I have started improving precision in the reference values used in
discrete distribution tests to address MATH-1037.  It occurred to me
as I was doing this that for most of the Integer distributions, the
following two conditions hold:

0) The cumulative distribution test points are the same as the
density test points.
1) For each test point x_i among the test points x_0, ..., x_n,
every point with non-zero mass below x_i occurs among x_0, ..., x_i-1.

>From 1) it follows that the distribution value (cumulative
probability) at x_i can be obtained by just summing the densities of
the points up to and including it.  So, makeCumulativeTestValues can
just default to an appropriately defined sum over the
makeDensityTestValues array.  To reduce code duplication and reduce
the need to separately compute and maintain distribution reference
values, I think it might therefore be better to

a) Push the following up to IntegerDistributionAbstractTest, so the
method is no longer abstract and has this default impl
public int[] makeCumulativeTestPoints() {
        return makeDensityTestPoints();
 }

b) Also provide a default impl in IntegerDistributionAbstratTest for
makeCumulativeTestValues that computes the sum above.
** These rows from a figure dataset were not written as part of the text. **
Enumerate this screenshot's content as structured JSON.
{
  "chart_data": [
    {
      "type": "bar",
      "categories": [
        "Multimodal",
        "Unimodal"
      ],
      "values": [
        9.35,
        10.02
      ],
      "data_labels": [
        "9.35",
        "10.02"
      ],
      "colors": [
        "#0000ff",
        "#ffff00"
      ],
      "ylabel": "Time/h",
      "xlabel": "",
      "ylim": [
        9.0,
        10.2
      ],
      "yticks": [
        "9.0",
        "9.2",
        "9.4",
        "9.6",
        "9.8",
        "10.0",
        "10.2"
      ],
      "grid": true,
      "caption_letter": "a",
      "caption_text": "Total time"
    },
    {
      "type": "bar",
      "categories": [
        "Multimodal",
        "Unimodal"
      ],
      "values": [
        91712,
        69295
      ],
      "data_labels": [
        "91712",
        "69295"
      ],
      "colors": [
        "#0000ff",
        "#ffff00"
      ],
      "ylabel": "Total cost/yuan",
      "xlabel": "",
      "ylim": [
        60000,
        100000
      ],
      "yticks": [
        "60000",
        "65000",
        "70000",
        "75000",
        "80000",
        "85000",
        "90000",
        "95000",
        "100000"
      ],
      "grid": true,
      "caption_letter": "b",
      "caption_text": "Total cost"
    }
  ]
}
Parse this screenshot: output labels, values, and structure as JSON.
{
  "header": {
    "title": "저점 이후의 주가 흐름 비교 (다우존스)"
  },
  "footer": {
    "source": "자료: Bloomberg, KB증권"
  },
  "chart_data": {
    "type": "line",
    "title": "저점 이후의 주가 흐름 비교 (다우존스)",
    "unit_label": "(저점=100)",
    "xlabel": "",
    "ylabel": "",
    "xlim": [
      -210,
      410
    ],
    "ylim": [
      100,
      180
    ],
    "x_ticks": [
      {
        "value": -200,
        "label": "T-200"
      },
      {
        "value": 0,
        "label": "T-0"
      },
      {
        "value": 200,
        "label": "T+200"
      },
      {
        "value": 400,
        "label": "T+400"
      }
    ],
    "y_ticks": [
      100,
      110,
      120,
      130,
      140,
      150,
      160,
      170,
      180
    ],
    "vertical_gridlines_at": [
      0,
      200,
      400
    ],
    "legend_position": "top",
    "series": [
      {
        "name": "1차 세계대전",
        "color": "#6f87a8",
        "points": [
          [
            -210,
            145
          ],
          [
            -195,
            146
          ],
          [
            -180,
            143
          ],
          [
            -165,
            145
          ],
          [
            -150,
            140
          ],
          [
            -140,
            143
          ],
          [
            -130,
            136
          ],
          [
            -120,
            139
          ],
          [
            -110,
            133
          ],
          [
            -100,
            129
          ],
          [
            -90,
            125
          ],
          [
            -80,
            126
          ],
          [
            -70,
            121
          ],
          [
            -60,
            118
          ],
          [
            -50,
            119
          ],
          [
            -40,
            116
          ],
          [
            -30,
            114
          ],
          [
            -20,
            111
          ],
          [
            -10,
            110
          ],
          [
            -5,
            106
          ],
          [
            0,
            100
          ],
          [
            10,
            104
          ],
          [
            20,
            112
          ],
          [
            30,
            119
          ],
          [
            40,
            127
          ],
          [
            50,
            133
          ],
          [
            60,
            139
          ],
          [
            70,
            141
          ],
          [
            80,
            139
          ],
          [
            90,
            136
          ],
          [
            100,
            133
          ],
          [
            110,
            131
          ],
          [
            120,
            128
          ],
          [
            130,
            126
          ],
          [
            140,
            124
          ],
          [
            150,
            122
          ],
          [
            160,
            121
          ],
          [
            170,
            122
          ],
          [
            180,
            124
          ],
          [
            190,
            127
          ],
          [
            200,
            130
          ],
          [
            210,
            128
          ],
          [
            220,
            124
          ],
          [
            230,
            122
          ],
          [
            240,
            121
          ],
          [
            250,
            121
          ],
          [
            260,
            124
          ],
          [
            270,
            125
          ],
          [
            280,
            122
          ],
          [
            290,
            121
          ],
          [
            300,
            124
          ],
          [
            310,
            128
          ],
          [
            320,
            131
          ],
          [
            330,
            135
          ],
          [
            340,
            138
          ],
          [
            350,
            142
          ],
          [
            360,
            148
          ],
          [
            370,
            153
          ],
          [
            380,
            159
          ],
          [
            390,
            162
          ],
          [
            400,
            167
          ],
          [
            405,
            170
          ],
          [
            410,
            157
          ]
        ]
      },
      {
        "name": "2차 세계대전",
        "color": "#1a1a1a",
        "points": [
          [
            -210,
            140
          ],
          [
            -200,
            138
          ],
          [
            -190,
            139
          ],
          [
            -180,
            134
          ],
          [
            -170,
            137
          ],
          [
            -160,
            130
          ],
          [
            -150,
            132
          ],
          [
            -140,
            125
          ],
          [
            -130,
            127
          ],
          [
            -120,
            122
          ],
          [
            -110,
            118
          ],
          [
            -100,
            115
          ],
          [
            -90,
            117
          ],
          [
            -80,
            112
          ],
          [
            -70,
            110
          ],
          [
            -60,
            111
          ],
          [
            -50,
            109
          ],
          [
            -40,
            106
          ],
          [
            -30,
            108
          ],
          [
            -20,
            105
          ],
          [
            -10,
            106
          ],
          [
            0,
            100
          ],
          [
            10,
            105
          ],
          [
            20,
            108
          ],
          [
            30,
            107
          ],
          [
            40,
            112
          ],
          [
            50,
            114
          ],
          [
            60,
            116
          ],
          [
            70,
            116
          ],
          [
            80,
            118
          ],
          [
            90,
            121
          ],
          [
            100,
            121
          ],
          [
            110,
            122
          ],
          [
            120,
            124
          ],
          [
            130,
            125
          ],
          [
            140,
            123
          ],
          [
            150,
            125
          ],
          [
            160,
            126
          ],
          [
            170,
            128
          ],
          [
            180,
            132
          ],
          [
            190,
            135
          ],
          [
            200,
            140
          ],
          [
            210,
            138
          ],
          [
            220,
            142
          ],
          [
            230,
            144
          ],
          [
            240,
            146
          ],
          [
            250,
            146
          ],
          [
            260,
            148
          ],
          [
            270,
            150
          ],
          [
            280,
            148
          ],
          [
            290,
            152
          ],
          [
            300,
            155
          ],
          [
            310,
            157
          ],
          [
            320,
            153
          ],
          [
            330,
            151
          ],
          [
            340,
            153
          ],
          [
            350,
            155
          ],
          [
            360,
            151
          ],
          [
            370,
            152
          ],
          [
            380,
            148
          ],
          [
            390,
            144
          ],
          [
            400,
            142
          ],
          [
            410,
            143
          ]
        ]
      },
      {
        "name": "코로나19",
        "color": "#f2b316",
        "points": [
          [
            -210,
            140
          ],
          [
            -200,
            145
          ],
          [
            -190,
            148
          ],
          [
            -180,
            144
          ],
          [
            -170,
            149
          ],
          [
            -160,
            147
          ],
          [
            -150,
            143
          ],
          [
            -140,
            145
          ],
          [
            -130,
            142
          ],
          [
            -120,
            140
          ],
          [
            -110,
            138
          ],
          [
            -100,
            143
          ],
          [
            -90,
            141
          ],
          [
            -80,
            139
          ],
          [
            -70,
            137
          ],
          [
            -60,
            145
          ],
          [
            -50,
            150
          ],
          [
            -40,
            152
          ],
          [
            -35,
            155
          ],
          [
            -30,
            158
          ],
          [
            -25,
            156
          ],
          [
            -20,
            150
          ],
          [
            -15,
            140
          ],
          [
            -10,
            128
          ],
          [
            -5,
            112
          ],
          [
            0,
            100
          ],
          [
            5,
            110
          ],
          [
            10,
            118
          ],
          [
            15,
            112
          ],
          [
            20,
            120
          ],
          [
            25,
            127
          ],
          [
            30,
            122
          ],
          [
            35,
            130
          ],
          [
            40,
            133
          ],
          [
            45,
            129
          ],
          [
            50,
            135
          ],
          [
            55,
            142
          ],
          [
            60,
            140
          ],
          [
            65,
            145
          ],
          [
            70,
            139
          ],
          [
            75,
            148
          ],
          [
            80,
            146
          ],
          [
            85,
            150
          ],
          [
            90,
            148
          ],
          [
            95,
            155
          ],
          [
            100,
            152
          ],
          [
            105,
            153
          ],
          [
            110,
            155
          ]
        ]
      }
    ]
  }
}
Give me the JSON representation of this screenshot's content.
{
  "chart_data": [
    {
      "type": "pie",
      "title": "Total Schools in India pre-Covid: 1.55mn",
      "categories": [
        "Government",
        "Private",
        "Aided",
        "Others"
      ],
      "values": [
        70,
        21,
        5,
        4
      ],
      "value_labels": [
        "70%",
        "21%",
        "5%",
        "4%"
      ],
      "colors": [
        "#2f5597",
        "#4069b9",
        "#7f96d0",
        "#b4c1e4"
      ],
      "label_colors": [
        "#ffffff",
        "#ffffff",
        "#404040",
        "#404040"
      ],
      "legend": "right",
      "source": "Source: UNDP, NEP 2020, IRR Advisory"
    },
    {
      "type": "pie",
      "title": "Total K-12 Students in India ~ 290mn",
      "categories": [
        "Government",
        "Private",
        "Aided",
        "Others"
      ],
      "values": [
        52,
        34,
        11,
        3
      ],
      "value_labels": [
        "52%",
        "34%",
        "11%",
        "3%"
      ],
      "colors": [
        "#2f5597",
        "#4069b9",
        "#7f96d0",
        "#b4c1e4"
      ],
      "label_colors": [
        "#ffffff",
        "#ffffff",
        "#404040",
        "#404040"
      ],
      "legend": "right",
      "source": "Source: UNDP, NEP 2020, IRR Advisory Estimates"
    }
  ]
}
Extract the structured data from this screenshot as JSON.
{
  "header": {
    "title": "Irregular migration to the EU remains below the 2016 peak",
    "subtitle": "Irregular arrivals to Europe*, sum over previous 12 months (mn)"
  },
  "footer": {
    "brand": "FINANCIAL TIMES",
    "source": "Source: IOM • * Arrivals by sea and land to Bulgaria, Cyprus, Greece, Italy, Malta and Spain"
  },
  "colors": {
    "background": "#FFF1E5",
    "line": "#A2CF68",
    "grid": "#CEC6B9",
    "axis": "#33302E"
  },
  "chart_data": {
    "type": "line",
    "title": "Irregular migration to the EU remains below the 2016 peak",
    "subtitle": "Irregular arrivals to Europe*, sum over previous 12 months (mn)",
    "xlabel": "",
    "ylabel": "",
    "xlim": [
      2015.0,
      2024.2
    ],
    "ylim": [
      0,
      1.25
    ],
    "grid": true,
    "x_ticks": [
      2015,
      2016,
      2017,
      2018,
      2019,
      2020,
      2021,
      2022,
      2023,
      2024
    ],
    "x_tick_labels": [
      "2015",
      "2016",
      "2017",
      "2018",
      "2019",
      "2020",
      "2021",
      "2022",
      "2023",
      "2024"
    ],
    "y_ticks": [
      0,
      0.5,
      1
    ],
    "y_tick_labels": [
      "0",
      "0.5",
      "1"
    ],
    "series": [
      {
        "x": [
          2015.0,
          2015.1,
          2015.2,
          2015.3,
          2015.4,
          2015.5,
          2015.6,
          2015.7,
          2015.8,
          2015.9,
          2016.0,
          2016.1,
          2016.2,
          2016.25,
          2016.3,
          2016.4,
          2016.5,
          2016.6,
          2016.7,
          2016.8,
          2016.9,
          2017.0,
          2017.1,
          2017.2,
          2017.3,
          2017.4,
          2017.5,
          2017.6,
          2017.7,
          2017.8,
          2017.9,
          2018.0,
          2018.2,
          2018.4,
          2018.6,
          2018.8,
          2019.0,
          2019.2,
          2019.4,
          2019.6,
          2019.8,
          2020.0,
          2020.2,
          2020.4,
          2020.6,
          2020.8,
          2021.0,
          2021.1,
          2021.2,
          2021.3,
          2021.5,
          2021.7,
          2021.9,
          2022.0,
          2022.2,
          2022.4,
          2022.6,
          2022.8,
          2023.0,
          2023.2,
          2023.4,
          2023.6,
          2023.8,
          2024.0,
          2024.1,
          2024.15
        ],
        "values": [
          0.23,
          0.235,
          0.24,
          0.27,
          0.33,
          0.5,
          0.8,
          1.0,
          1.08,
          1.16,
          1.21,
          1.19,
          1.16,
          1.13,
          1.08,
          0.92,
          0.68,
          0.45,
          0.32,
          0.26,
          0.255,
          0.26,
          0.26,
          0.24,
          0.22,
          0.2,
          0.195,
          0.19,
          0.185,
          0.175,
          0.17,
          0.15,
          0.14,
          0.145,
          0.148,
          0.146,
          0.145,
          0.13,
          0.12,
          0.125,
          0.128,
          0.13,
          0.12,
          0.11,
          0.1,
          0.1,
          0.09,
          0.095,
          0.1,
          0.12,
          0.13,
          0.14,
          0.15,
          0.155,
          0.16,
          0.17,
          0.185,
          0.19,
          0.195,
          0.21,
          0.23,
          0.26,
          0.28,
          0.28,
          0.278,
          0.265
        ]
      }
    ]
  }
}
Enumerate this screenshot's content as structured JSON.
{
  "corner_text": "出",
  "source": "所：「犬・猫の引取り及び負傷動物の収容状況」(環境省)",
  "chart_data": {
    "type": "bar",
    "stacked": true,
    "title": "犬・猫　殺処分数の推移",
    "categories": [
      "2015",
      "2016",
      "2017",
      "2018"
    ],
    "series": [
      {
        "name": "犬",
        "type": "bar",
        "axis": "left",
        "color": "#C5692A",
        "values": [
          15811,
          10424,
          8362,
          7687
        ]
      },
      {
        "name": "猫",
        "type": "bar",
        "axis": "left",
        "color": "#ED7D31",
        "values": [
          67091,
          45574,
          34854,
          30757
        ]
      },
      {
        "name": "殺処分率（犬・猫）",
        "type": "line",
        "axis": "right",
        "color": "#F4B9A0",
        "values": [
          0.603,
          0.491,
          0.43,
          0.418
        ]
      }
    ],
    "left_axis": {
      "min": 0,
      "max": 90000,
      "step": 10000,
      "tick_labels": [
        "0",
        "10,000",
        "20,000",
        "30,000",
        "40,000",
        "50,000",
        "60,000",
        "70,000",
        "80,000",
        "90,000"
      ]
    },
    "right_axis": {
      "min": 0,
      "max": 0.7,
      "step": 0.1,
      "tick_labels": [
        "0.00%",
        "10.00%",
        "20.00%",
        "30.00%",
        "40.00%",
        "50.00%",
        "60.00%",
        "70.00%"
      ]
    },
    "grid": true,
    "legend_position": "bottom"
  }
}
There are a couple of downsides to this, so I want to get some
feedback before making the change.

* Loss of significance errors could in theory impact the precision
of the sum (I have not played with this, but I suspect it is not an
issue for the data we have now)
* It is a little awkward to state the invariant above that the
default impl depends on.  I guess it would go in the javadoc for the
default impl. 

Over the years people have been able to figure out fairly
successfully how to use the distribution test framework, but it does
require a little thought and I don't want to make it any more arcane
/ hard to figure out than it is already, so I would appreciate some
feedback on this.  Maybe the right solution is to go ahead with this
but add some separate documentation somewhere (either class javadoc
or the Programmer's Guide) on how the framework works.